After a detailed survey and choosing the homes to attack, we go to video shacks in the vicinity and pay money to watch about three films. But we actually do not watch anything. We simply doze off ahead of the big mission later in the night. When it clocks 2:00am, we put on heavy and long dark jackets along with face masks and caps. Armed with screw drivers, pliers, master keys, metallic bars and hammers, we storm the homes. “Homes with high wall fencing and electrified razor wires were tricky to attack at first, but we normally use a pair of pliers to cut through them.
I am normally the one who climbs over the fence and jump into the compound. Tiptoeing, I open the gate using master keys to let in my colleagues. If the car is parked outside the garage, we waste no minute. We vandalise it right away and take everything we can like side mirrors, central lock systems, door locks, radio and CD accessories.

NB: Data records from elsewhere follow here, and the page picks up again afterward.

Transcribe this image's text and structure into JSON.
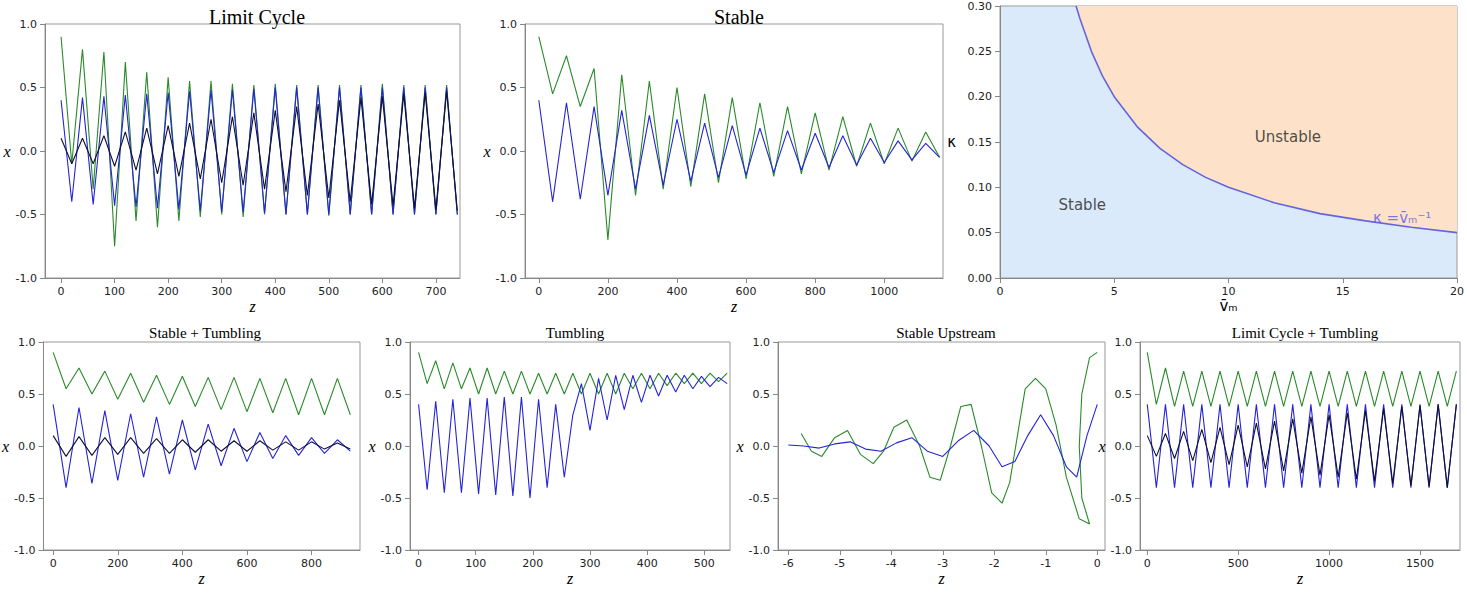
{
  "chart_data": [
    {
      "type": "line",
      "title": "Limit Cycle",
      "x_label": "z",
      "y_label": "x",
      "xlim": [
        -30,
        745
      ],
      "ylim": [
        -1,
        1
      ],
      "xticks": [
        0,
        100,
        200,
        300,
        400,
        500,
        600,
        700
      ],
      "yticks": [
        {
          "value": -1,
          "label": "-1.0"
        },
        {
          "value": -0.5,
          "label": "-0.5"
        },
        {
          "value": 0,
          "label": "0.0"
        },
        {
          "value": 0.5,
          "label": "0.5"
        },
        {
          "value": 1,
          "label": "1.0"
        }
      ],
      "grid": false,
      "x": [
        0,
        20,
        40,
        60,
        80,
        100,
        120,
        140,
        160,
        180,
        200,
        220,
        240,
        260,
        280,
        300,
        320,
        340,
        360,
        380,
        400,
        420,
        440,
        460,
        480,
        500,
        520,
        540,
        560,
        580,
        600,
        620,
        640,
        660,
        680,
        700,
        720,
        740
      ],
      "series": [
        {
          "color": "#2a8a2a",
          "values": [
            0.9,
            -0.1,
            0.8,
            -0.3,
            0.78,
            -0.75,
            0.7,
            -0.55,
            0.62,
            -0.6,
            0.58,
            -0.55,
            0.55,
            -0.52,
            0.55,
            -0.5,
            0.53,
            -0.52,
            0.52,
            -0.5,
            0.53,
            -0.5,
            0.52,
            -0.5,
            0.52,
            -0.51,
            0.52,
            -0.5,
            0.52,
            -0.5,
            0.53,
            -0.5,
            0.52,
            -0.5,
            0.52,
            -0.5,
            0.52,
            -0.5
          ]
        },
        {
          "color": "#2424d8",
          "values": [
            0.4,
            -0.4,
            0.42,
            -0.42,
            0.43,
            -0.43,
            0.44,
            -0.44,
            0.45,
            -0.45,
            0.46,
            -0.46,
            0.47,
            -0.47,
            0.48,
            -0.48,
            0.48,
            -0.48,
            0.49,
            -0.49,
            0.5,
            -0.5,
            0.5,
            -0.5,
            0.5,
            -0.5,
            0.5,
            -0.5,
            0.5,
            -0.5,
            0.5,
            -0.5,
            0.5,
            -0.5,
            0.5,
            -0.5,
            0.5,
            -0.5
          ]
        },
        {
          "color": "#101030",
          "values": [
            0.1,
            -0.1,
            0.1,
            -0.1,
            0.12,
            -0.12,
            0.15,
            -0.15,
            0.18,
            -0.18,
            0.2,
            -0.2,
            0.22,
            -0.22,
            0.25,
            -0.25,
            0.27,
            -0.27,
            0.3,
            -0.3,
            0.32,
            -0.32,
            0.35,
            -0.35,
            0.37,
            -0.37,
            0.4,
            -0.4,
            0.42,
            -0.42,
            0.43,
            -0.43,
            0.45,
            -0.45,
            0.46,
            -0.46,
            0.47,
            -0.47
          ]
        }
      ]
    },
    {
      "type": "line",
      "title": "Stable",
      "x_label": "z",
      "y_label": "x",
      "xlim": [
        -40,
        1170
      ],
      "ylim": [
        -1,
        1
      ],
      "xticks": [
        0,
        200,
        400,
        600,
        800,
        1000
      ],
      "yticks": [
        {
          "value": -1,
          "label": "-1.0"
        },
        {
          "value": -0.5,
          "label": "-0.5"
        },
        {
          "value": 0,
          "label": "0.0"
        },
        {
          "value": 0.5,
          "label": "0.5"
        },
        {
          "value": 1,
          "label": "1.0"
        }
      ],
      "grid": false,
      "x": [
        0,
        40,
        80,
        120,
        160,
        200,
        240,
        280,
        320,
        360,
        400,
        440,
        480,
        520,
        560,
        600,
        640,
        680,
        720,
        760,
        800,
        840,
        880,
        920,
        960,
        1000,
        1040,
        1080,
        1120,
        1160
      ],
      "series": [
        {
          "color": "#2a8a2a",
          "values": [
            0.9,
            0.45,
            0.75,
            0.35,
            0.65,
            -0.7,
            0.6,
            -0.35,
            0.55,
            -0.3,
            0.5,
            -0.28,
            0.45,
            -0.25,
            0.42,
            -0.22,
            0.38,
            -0.2,
            0.35,
            -0.18,
            0.3,
            -0.15,
            0.27,
            -0.12,
            0.22,
            -0.1,
            0.18,
            -0.08,
            0.15,
            -0.05
          ]
        },
        {
          "color": "#2424d8",
          "values": [
            0.4,
            -0.4,
            0.38,
            -0.38,
            0.35,
            -0.35,
            0.32,
            -0.3,
            0.28,
            -0.27,
            0.25,
            -0.24,
            0.22,
            -0.21,
            0.2,
            -0.19,
            0.18,
            -0.17,
            0.16,
            -0.15,
            0.14,
            -0.13,
            0.12,
            -0.11,
            0.1,
            -0.09,
            0.08,
            -0.07,
            0.06,
            -0.05
          ]
        }
      ]
    },
    {
      "type": "line",
      "x_label": "v̄ₘ",
      "y_label": "κ",
      "xlim": [
        0,
        20
      ],
      "ylim": [
        0,
        0.3
      ],
      "xticks": [
        0,
        5,
        10,
        15,
        20
      ],
      "yticks": [
        {
          "value": 0,
          "label": "0.00"
        },
        {
          "value": 0.05,
          "label": "0.05"
        },
        {
          "value": 0.1,
          "label": "0.10"
        },
        {
          "value": 0.15,
          "label": "0.15"
        },
        {
          "value": 0.2,
          "label": "0.20"
        },
        {
          "value": 0.25,
          "label": "0.25"
        },
        {
          "value": 0.3,
          "label": "0.30"
        }
      ],
      "grid": false,
      "regions": [
        {
          "label": "Stable",
          "color": "#dbeafa",
          "fill": "below",
          "x": 3.6,
          "y": 0.08
        },
        {
          "label": "Unstable",
          "color": "#fde2c9",
          "fill": "above",
          "x": 12.6,
          "y": 0.155
        }
      ],
      "annotations": [
        {
          "text": "κ =v̄ₘ⁻¹",
          "x": 17.6,
          "y": 0.066,
          "color": "#5a5ae0"
        }
      ],
      "series": [
        {
          "color": "#6464e0",
          "x": [
            3.33,
            3.5,
            4,
            4.5,
            5,
            6,
            7,
            8,
            9,
            10,
            12,
            14,
            16,
            18,
            20
          ],
          "values": [
            0.3,
            0.286,
            0.25,
            0.222,
            0.2,
            0.167,
            0.143,
            0.125,
            0.111,
            0.1,
            0.083,
            0.071,
            0.063,
            0.056,
            0.05
          ]
        }
      ]
    },
    {
      "type": "line",
      "title": "Stable + Tumbling",
      "x_label": "z",
      "y_label": "x",
      "xlim": [
        -30,
        950
      ],
      "ylim": [
        -1,
        1
      ],
      "xticks": [
        0,
        200,
        400,
        600,
        800
      ],
      "yticks": [
        {
          "value": -1,
          "label": "-1.0"
        },
        {
          "value": -0.5,
          "label": "-0.5"
        },
        {
          "value": 0,
          "label": "0.0"
        },
        {
          "value": 0.5,
          "label": "0.5"
        },
        {
          "value": 1,
          "label": "1.0"
        }
      ],
      "grid": false,
      "x": [
        0,
        40,
        80,
        120,
        160,
        200,
        240,
        280,
        320,
        360,
        400,
        440,
        480,
        520,
        560,
        600,
        640,
        680,
        720,
        760,
        800,
        840,
        880,
        920
      ],
      "series": [
        {
          "color": "#2a8a2a",
          "values": [
            0.9,
            0.55,
            0.75,
            0.5,
            0.72,
            0.45,
            0.7,
            0.42,
            0.68,
            0.4,
            0.67,
            0.38,
            0.66,
            0.35,
            0.66,
            0.33,
            0.65,
            0.32,
            0.65,
            0.3,
            0.65,
            0.3,
            0.65,
            0.3
          ]
        },
        {
          "color": "#2424d8",
          "values": [
            0.4,
            -0.4,
            0.37,
            -0.36,
            0.34,
            -0.33,
            0.31,
            -0.3,
            0.28,
            -0.27,
            0.25,
            -0.23,
            0.21,
            -0.19,
            0.17,
            -0.15,
            0.13,
            -0.12,
            0.1,
            -0.09,
            0.08,
            -0.07,
            0.06,
            -0.05
          ]
        },
        {
          "color": "#101030",
          "values": [
            0.1,
            -0.1,
            0.09,
            -0.09,
            0.08,
            -0.08,
            0.08,
            -0.07,
            0.07,
            -0.07,
            0.06,
            -0.06,
            0.06,
            -0.05,
            0.05,
            -0.05,
            0.05,
            -0.04,
            0.04,
            -0.04,
            0.04,
            -0.03,
            0.03,
            -0.03
          ]
        }
      ]
    },
    {
      "type": "line",
      "title": "Tumbling",
      "x_label": "z",
      "y_label": "x",
      "xlim": [
        -15,
        545
      ],
      "ylim": [
        -1,
        1
      ],
      "xticks": [
        0,
        100,
        200,
        300,
        400,
        500
      ],
      "yticks": [
        {
          "value": -1,
          "label": "-1.0"
        },
        {
          "value": -0.5,
          "label": "-0.5"
        },
        {
          "value": 0,
          "label": "0.0"
        },
        {
          "value": 0.5,
          "label": "0.5"
        },
        {
          "value": 1,
          "label": "1.0"
        }
      ],
      "grid": false,
      "x": [
        0,
        15,
        30,
        45,
        60,
        75,
        90,
        105,
        120,
        135,
        150,
        165,
        180,
        195,
        210,
        225,
        240,
        255,
        270,
        285,
        300,
        315,
        330,
        345,
        360,
        375,
        390,
        405,
        420,
        435,
        450,
        465,
        480,
        495,
        510,
        525,
        540
      ],
      "series": [
        {
          "color": "#2a8a2a",
          "values": [
            0.9,
            0.6,
            0.82,
            0.55,
            0.8,
            0.55,
            0.75,
            0.5,
            0.75,
            0.5,
            0.72,
            0.5,
            0.72,
            0.5,
            0.7,
            0.5,
            0.7,
            0.5,
            0.7,
            0.5,
            0.7,
            0.5,
            0.7,
            0.5,
            0.7,
            0.55,
            0.7,
            0.55,
            0.7,
            0.58,
            0.7,
            0.6,
            0.7,
            0.6,
            0.7,
            0.62,
            0.7
          ]
        },
        {
          "color": "#2424d8",
          "values": [
            0.4,
            -0.42,
            0.43,
            -0.45,
            0.45,
            -0.45,
            0.46,
            -0.46,
            0.46,
            -0.47,
            0.47,
            -0.48,
            0.47,
            -0.5,
            0.45,
            -0.4,
            0.4,
            -0.3,
            0.3,
            0.6,
            0.15,
            0.65,
            0.25,
            0.68,
            0.35,
            0.68,
            0.42,
            0.68,
            0.48,
            0.68,
            0.52,
            0.68,
            0.55,
            0.67,
            0.57,
            0.66,
            0.6
          ]
        }
      ]
    },
    {
      "type": "line",
      "title": "Stable Upstream",
      "x_label": "z",
      "y_label": "x",
      "xlim": [
        -6.2,
        0.15
      ],
      "ylim": [
        -1,
        1
      ],
      "xticks": [
        -6,
        -5,
        -4,
        -3,
        -2,
        -1,
        0
      ],
      "yticks": [
        {
          "value": -1,
          "label": "-1.0"
        },
        {
          "value": -0.5,
          "label": "-0.5"
        },
        {
          "value": 0,
          "label": "0.0"
        },
        {
          "value": 0.5,
          "label": "0.5"
        },
        {
          "value": 1,
          "label": "1.0"
        }
      ],
      "grid": false,
      "series": [
        {
          "color": "#2a8a2a",
          "x": [
            0,
            -0.15,
            -0.3,
            -0.35,
            -0.3,
            -0.15,
            -0.35,
            -0.6,
            -0.8,
            -1.0,
            -1.2,
            -1.4,
            -1.55,
            -1.7,
            -1.85,
            -2.05,
            -2.25,
            -2.45,
            -2.65,
            -2.85,
            -3.05,
            -3.25,
            -3.45,
            -3.7,
            -3.95,
            -4.15,
            -4.35,
            -4.6,
            -4.85,
            -5.1,
            -5.35,
            -5.55,
            -5.75
          ],
          "values": [
            0.9,
            0.85,
            0.5,
            0,
            -0.5,
            -0.75,
            -0.7,
            -0.3,
            0.2,
            0.55,
            0.65,
            0.55,
            0.1,
            -0.35,
            -0.55,
            -0.45,
            0,
            0.4,
            0.38,
            0,
            -0.33,
            -0.3,
            0,
            0.25,
            0.18,
            -0.05,
            -0.17,
            -0.08,
            0.15,
            0.08,
            -0.1,
            -0.05,
            0.12
          ]
        },
        {
          "color": "#2424d8",
          "x": [
            0,
            -0.2,
            -0.4,
            -0.6,
            -0.85,
            -1.1,
            -1.35,
            -1.6,
            -1.85,
            -2.1,
            -2.4,
            -2.7,
            -3.0,
            -3.3,
            -3.6,
            -3.9,
            -4.2,
            -4.5,
            -4.8,
            -5.1,
            -5.4,
            -5.7,
            -6.0
          ],
          "values": [
            0.4,
            0.1,
            -0.3,
            -0.2,
            0.1,
            0.3,
            0.1,
            -0.15,
            -0.2,
            0,
            0.15,
            0.05,
            -0.1,
            -0.05,
            0.08,
            0.03,
            -0.05,
            -0.03,
            0.04,
            0.02,
            -0.02,
            0,
            0.01
          ]
        }
      ]
    },
    {
      "type": "line",
      "title": "Limit Cycle + Tumbling",
      "x_label": "z",
      "y_label": "x",
      "xlim": [
        -40,
        1720
      ],
      "ylim": [
        -1,
        1
      ],
      "xticks": [
        0,
        500,
        1000,
        1500
      ],
      "yticks": [
        {
          "value": -1,
          "label": "-1.0"
        },
        {
          "value": -0.5,
          "label": "-0.5"
        },
        {
          "value": 0,
          "label": "0.0"
        },
        {
          "value": 0.5,
          "label": "0.5"
        },
        {
          "value": 1,
          "label": "1.0"
        }
      ],
      "grid": false,
      "x": [
        0,
        50,
        100,
        150,
        200,
        250,
        300,
        350,
        400,
        450,
        500,
        550,
        600,
        650,
        700,
        750,
        800,
        850,
        900,
        950,
        1000,
        1050,
        1100,
        1150,
        1200,
        1250,
        1300,
        1350,
        1400,
        1450,
        1500,
        1550,
        1600,
        1650,
        1700
      ],
      "series": [
        {
          "color": "#2a8a2a",
          "values": [
            0.9,
            0.4,
            0.75,
            0.38,
            0.72,
            0.38,
            0.72,
            0.38,
            0.72,
            0.38,
            0.72,
            0.38,
            0.72,
            0.38,
            0.72,
            0.38,
            0.72,
            0.38,
            0.72,
            0.38,
            0.72,
            0.38,
            0.72,
            0.38,
            0.72,
            0.38,
            0.72,
            0.38,
            0.72,
            0.38,
            0.72,
            0.38,
            0.72,
            0.38,
            0.72
          ]
        },
        {
          "color": "#2424d8",
          "values": [
            0.4,
            -0.4,
            0.4,
            -0.4,
            0.4,
            -0.4,
            0.4,
            -0.4,
            0.4,
            -0.4,
            0.4,
            -0.4,
            0.4,
            -0.4,
            0.4,
            -0.4,
            0.4,
            -0.4,
            0.4,
            -0.4,
            0.4,
            -0.4,
            0.4,
            -0.4,
            0.4,
            -0.4,
            0.4,
            -0.4,
            0.4,
            -0.4,
            0.4,
            -0.4,
            0.4,
            -0.4,
            0.4
          ]
        },
        {
          "color": "#101030",
          "values": [
            0.1,
            -0.1,
            0.12,
            -0.12,
            0.14,
            -0.14,
            0.16,
            -0.16,
            0.18,
            -0.18,
            0.2,
            -0.2,
            0.22,
            -0.22,
            0.24,
            -0.24,
            0.26,
            -0.26,
            0.28,
            -0.28,
            0.3,
            -0.3,
            0.32,
            -0.32,
            0.34,
            -0.34,
            0.36,
            -0.36,
            0.38,
            -0.38,
            0.39,
            -0.39,
            0.4,
            -0.4,
            0.4
          ]
        }
      ]
    }
  ]
}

We ensure that we are as fast as we can so that within minutes, we have taken as much as possible. By 3:00am, we are through with our mission. We find a nearby bush and sleep till about 5:00am.
We then get on a bodaboda which takes us to our boss in Nansana. We give him the stolen items and he pays us,” he narrates.

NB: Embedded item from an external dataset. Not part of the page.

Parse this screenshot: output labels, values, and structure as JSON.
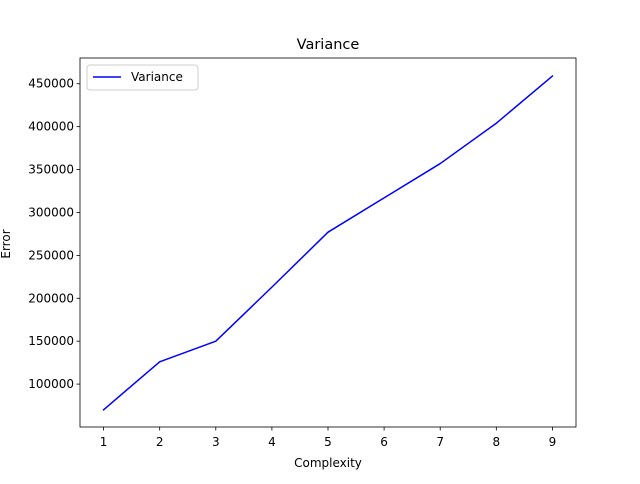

Ayume 16, who was arrested together with Omin vandalising the same car, was shot in the leg as he tried to take off. He narrates: When we attack a home with dogs, naturally, they run after us, barking. So I first befriend them by caressing them or sometimes, giving them something to eat. Before we know it, the dogs relax and we dismantle the car without them making any sound. When there is a security guard, we throw a stone where he is seated.
This normally scares them and they try to follow the direction where the stone came from. As they do that, we jump in from a different corner of the home. While some of us are inside dismantling the car, others, who remained outside the fence, keep the security guard’s attention divided. We normally command him to lie down and threaten that if he makes any sound, we will kill him.

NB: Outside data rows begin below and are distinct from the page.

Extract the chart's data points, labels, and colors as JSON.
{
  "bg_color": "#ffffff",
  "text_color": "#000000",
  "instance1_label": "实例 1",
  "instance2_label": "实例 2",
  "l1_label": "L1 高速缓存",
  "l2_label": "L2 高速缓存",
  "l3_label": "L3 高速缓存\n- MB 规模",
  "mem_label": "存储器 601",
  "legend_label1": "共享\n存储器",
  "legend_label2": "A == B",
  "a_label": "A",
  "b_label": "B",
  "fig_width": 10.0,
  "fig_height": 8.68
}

Since we are masked, it is hard to make out who we are.
Twinomugisha, 44, has been a notorious thief too. He was remanded at Kikumbi Police Post, Wakiso district on January 19 and charged with vandalising a vehicle belonging to Ronald Kaya, a Toyota Brevis UAR 712N.
Being a security guard at Fred Ssemigera’s home in Kikumbi zone, Bunamwaya Parish in Makindye, Wakiso district for more than a year, Twinomigisha confesses that it has enabled him to know which residents own a car. So, this has helped me work hand in hand with my colleagues through showing them the easiest and quickest passages to the fenced houses in the area.
We also rob at a terrible speed — within 15 minutes — to avoid being arrested. Some of our colleagues, who are slow at the game, have been beaten to death by mobs or left with severe wounds.
Evans Twinomugisha, a security guard
WHAT THE POLICE SAY
Augustine Kasungwa, the officer in charge of CID at Muyenga Community Police cautions that having a high wall fence, a security guard and dogs, may not be enough. “I have seen people who just drive into their wall-fenced homes and simply leave the cars parked in the compound. You need extra security measures like alarms on the fence or the car itself, and very strong locks for your car so that the alarm wakes you up,” Kasungwa says.
He reveals that in the Muyenga homes where the two boys were arrested, there was a guard. “They first find out whether the guard is alone and if he is awake or asleep. Even if he is awake, they can ambush him, especially if he is alone. In this home, the owner of the home was out of the country and this guard was alone.
When he realised they had ambushed him, he feared that they would kill him, so he did not confront them. He instead used a ladder and went to hide in a neighbour’s house. He then called the LC who in turn called the Police,” Kasungwa narrates. Ibin Senkumbi, the deputy Police spokesperson recently warned home owners to do background checks on the people they employ.